Lessons and Anti-Patterns

Anti-Patterns to Avoid

  1. Trusting confident claims without verification - "Fully functional" was a lie
  2. Starting over each session - No persistent context means repeated work
  3. Machine-native prompts - Human language works better
  4. Treating AI as tool - Partnership produces better results
  5. Skipping documentation - "I'll remember" guarantees you won't

Lessons by Role

For Developers: Resist fixing things yourself. Let Claude learn. Request documentation of every fix. This feels slower initially but compounds into speed.

For Designers: Describe issues from user perspective. Your UX language translates to better prompts. Affordance-signifier analysis helps Claude understand intent.

For Beginners: Always verify what Claude claims. Don't trust confidence—test everything. Start documentation immediately. Quality assurance through verification is non-negotiable.

Universal Principles

  1. Create CLAUDE.md on Day 1
  2. Document continuously after every solved problem
  3. Test incrementally—fix one thing, verify, document, move on
  4. Treat Claude as teammate—embrace "slow to go fast"
  5. Use natural language; explain why, not just what
  6. Verify all claims
  7. Be patient with yourself—this is a new way of working

Conclusion: Going Far Together

This journey wasn't about mastering prompts. It was about learning to partner with AI—treating Claude as a teammate who needs accommodation, using documentation as shared memory, and applying human-centered design to AI collaboration. The result is P+F+I+D—a repeatable methodology for effective AI partnership.
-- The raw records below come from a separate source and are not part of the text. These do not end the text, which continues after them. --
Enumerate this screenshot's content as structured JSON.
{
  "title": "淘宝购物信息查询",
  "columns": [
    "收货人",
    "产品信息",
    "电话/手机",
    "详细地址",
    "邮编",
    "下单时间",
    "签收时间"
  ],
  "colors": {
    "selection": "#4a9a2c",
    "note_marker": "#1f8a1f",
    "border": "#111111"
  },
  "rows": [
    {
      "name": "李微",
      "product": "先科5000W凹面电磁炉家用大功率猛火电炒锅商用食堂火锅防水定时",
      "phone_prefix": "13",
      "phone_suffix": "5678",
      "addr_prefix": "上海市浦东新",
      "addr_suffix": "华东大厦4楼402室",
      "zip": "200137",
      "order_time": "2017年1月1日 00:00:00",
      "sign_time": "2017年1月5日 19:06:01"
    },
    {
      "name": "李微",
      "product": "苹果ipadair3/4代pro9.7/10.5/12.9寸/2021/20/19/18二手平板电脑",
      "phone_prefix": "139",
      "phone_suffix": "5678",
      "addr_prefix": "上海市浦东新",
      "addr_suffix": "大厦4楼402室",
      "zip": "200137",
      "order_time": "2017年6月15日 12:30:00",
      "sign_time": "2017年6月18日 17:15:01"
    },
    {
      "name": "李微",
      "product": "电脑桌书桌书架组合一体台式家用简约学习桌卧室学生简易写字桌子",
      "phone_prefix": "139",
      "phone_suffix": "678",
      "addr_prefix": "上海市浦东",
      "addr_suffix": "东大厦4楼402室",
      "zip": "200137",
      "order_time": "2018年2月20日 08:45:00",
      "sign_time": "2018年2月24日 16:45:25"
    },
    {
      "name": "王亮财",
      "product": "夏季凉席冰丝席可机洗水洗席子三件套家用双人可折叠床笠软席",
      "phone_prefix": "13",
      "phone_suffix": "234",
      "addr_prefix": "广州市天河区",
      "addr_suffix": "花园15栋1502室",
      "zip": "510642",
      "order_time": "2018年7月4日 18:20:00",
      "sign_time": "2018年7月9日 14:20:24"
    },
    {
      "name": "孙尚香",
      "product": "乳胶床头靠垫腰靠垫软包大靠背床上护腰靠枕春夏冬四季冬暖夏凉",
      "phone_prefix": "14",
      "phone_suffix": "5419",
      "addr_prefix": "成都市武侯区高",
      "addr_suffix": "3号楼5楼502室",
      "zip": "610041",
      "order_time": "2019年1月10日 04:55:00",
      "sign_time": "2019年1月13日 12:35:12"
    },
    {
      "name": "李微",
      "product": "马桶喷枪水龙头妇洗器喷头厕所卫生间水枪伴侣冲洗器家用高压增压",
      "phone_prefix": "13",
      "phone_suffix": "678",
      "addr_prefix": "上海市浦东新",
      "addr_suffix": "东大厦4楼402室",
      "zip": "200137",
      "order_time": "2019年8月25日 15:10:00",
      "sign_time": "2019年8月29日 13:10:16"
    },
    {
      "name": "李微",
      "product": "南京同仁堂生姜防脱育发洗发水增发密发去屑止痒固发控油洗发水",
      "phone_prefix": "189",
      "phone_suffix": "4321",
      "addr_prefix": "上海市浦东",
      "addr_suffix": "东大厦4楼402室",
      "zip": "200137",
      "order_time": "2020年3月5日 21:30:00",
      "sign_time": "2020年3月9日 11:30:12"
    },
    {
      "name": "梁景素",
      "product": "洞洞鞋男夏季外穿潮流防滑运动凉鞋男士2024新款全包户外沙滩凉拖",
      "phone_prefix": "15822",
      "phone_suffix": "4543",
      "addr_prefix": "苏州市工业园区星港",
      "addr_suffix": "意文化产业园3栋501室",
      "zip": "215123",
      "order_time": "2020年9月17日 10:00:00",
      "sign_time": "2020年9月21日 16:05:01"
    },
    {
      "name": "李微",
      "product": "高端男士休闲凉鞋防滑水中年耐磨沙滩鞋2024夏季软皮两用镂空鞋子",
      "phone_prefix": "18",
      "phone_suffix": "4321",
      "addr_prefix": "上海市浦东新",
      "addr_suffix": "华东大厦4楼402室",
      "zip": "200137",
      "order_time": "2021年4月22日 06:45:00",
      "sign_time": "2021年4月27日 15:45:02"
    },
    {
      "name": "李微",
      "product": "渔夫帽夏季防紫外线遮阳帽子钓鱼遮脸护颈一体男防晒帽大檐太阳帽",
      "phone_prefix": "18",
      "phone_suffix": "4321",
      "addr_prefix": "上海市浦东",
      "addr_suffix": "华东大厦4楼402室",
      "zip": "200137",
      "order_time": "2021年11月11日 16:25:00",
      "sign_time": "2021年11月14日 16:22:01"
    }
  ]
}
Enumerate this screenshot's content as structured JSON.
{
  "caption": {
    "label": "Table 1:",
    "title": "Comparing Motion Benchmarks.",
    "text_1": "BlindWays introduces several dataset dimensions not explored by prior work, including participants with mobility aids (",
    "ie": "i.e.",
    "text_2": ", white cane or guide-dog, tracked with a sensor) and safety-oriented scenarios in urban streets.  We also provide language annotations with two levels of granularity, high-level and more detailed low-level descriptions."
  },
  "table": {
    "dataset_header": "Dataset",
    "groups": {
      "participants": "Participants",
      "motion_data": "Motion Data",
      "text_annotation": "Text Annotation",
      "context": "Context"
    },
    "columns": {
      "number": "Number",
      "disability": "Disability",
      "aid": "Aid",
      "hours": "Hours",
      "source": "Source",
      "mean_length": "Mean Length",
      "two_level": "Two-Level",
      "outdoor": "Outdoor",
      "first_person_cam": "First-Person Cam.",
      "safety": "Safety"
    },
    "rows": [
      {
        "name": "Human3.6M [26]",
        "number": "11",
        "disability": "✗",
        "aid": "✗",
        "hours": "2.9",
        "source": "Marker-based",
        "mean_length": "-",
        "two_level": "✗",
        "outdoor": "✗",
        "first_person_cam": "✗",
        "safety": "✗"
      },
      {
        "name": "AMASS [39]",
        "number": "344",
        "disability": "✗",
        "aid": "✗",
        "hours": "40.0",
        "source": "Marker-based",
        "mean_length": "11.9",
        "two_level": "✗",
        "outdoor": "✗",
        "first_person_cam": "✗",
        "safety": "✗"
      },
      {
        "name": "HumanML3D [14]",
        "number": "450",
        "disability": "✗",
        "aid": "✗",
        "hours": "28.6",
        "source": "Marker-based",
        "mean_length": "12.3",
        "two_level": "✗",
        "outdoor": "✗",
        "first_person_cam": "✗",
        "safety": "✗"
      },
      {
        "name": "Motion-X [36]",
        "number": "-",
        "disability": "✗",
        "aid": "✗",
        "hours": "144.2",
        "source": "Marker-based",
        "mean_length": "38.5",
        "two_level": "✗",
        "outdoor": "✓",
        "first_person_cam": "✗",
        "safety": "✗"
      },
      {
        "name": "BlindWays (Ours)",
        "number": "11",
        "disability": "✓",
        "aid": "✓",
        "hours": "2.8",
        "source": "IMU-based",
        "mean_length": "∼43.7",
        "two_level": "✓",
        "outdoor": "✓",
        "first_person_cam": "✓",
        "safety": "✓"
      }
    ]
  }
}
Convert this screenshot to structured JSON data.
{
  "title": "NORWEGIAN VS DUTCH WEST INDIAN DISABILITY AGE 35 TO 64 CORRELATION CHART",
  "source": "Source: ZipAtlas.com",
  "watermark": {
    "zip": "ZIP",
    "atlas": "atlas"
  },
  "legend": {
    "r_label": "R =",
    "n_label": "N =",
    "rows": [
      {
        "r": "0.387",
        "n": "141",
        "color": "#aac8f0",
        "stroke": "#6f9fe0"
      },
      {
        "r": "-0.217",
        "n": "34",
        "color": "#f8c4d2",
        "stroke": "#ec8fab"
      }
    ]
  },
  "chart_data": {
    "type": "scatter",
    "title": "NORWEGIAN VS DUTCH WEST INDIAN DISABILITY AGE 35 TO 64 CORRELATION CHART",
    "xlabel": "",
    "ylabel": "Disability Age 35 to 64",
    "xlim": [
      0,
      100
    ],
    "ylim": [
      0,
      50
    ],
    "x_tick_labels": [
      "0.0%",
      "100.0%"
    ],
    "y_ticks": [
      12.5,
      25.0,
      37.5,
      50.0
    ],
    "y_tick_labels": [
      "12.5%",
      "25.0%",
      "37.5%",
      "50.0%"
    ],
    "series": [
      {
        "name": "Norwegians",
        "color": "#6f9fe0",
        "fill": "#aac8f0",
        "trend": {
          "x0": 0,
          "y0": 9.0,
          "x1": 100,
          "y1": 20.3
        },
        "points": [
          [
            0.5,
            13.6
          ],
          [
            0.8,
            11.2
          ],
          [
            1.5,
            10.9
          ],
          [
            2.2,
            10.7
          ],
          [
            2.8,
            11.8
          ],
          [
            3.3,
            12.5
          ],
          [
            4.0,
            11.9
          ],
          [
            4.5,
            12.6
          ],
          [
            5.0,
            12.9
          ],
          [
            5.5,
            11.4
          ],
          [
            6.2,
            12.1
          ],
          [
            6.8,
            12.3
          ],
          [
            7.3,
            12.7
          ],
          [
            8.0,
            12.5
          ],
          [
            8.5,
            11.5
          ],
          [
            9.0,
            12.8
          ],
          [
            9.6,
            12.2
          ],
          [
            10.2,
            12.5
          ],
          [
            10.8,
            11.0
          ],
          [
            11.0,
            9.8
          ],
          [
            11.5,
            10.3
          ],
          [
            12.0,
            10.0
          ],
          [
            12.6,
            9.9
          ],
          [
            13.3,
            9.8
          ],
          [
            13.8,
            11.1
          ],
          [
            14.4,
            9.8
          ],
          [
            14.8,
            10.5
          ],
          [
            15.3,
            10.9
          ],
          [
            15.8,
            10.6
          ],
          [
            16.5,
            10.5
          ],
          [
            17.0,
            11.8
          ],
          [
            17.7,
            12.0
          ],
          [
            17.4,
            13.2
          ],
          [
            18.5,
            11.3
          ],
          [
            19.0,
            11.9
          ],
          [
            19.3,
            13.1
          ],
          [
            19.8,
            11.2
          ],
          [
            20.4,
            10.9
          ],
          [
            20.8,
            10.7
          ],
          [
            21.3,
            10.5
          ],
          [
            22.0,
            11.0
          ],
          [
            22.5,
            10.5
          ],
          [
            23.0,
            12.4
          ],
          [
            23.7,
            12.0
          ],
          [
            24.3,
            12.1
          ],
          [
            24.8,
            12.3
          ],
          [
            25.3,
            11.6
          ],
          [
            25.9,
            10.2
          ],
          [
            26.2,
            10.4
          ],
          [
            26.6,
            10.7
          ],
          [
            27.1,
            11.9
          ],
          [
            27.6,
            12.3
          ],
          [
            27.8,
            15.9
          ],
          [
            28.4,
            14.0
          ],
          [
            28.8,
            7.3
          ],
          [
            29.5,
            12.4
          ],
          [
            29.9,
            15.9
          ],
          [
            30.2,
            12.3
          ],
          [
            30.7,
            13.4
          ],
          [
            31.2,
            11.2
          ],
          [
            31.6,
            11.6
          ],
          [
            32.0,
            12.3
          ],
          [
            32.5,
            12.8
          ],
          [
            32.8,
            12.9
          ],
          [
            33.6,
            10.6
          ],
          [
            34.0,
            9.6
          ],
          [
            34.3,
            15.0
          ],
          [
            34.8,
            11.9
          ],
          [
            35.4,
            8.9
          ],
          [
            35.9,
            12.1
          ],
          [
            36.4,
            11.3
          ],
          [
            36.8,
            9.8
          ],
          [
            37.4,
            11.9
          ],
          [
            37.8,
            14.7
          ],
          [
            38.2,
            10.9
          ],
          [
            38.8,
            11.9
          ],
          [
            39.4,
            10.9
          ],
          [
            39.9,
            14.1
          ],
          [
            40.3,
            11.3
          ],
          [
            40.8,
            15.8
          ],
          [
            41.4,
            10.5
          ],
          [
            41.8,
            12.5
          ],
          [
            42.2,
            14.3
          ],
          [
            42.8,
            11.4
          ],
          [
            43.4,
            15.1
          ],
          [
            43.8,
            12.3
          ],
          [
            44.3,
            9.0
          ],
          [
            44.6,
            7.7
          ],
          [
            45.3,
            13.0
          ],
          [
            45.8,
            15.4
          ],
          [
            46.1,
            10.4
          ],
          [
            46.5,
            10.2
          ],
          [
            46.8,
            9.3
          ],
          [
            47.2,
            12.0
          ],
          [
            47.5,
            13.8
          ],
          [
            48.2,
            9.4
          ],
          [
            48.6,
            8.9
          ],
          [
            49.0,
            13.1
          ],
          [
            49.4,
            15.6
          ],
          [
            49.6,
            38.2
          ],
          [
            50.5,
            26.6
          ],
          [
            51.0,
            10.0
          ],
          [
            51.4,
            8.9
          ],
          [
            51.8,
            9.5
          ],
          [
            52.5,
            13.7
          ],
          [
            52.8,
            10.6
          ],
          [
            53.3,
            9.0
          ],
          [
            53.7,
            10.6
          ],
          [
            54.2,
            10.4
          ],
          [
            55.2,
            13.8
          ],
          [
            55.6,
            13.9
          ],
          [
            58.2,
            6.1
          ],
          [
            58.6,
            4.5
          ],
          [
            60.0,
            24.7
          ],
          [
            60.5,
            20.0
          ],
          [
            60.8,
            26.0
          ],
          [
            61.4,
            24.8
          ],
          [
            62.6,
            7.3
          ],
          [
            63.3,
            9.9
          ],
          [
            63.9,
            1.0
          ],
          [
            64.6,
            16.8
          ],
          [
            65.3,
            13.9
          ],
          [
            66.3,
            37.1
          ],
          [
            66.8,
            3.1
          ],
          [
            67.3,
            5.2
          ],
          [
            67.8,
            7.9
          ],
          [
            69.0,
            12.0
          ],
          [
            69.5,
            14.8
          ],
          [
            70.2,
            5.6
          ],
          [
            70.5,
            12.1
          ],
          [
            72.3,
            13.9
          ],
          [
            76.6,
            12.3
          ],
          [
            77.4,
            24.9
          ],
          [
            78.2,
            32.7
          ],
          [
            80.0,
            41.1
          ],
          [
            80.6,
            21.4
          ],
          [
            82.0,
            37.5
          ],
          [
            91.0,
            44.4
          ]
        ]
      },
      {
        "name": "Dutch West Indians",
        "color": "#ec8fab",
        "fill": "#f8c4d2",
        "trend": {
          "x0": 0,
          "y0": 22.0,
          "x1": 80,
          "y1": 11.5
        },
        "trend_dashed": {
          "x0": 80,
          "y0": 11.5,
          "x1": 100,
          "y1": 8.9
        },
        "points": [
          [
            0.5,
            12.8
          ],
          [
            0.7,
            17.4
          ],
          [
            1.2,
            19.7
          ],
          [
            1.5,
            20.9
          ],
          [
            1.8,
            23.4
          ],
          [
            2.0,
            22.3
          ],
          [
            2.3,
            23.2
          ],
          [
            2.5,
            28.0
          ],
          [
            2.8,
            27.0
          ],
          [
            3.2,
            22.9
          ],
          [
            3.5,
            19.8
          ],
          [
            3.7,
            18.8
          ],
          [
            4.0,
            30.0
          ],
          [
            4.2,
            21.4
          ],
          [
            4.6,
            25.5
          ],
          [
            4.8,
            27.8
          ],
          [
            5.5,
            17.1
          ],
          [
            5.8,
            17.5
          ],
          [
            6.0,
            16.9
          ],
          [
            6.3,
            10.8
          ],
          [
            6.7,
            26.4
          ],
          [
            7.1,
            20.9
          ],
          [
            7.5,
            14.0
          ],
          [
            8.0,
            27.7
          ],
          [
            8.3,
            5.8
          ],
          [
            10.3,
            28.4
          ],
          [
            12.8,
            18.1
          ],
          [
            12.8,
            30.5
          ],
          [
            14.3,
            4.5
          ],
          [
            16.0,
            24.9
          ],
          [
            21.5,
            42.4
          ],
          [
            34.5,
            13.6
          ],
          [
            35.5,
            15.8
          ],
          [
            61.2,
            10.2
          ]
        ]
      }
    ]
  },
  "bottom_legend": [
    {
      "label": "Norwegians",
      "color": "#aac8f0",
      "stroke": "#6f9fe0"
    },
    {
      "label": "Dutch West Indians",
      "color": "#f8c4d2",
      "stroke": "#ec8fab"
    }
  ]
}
I stand at intersections—between cartography and code, design and development, accessibility and AI. From those intersections, I can see something that specialists sometimes miss: that cross-functional collaboration at the boundaries between disciplines is where interesting work happens, where bridges get built.

Each "reset to zero" in my career wasn't starting over. It was integrating. Building coherence.

Documentation isn't drudgery. It's showing the people who come after you—AI or human—that you cared enough to light the path.

If you want to go fast, go alone. If you want to go far, go together.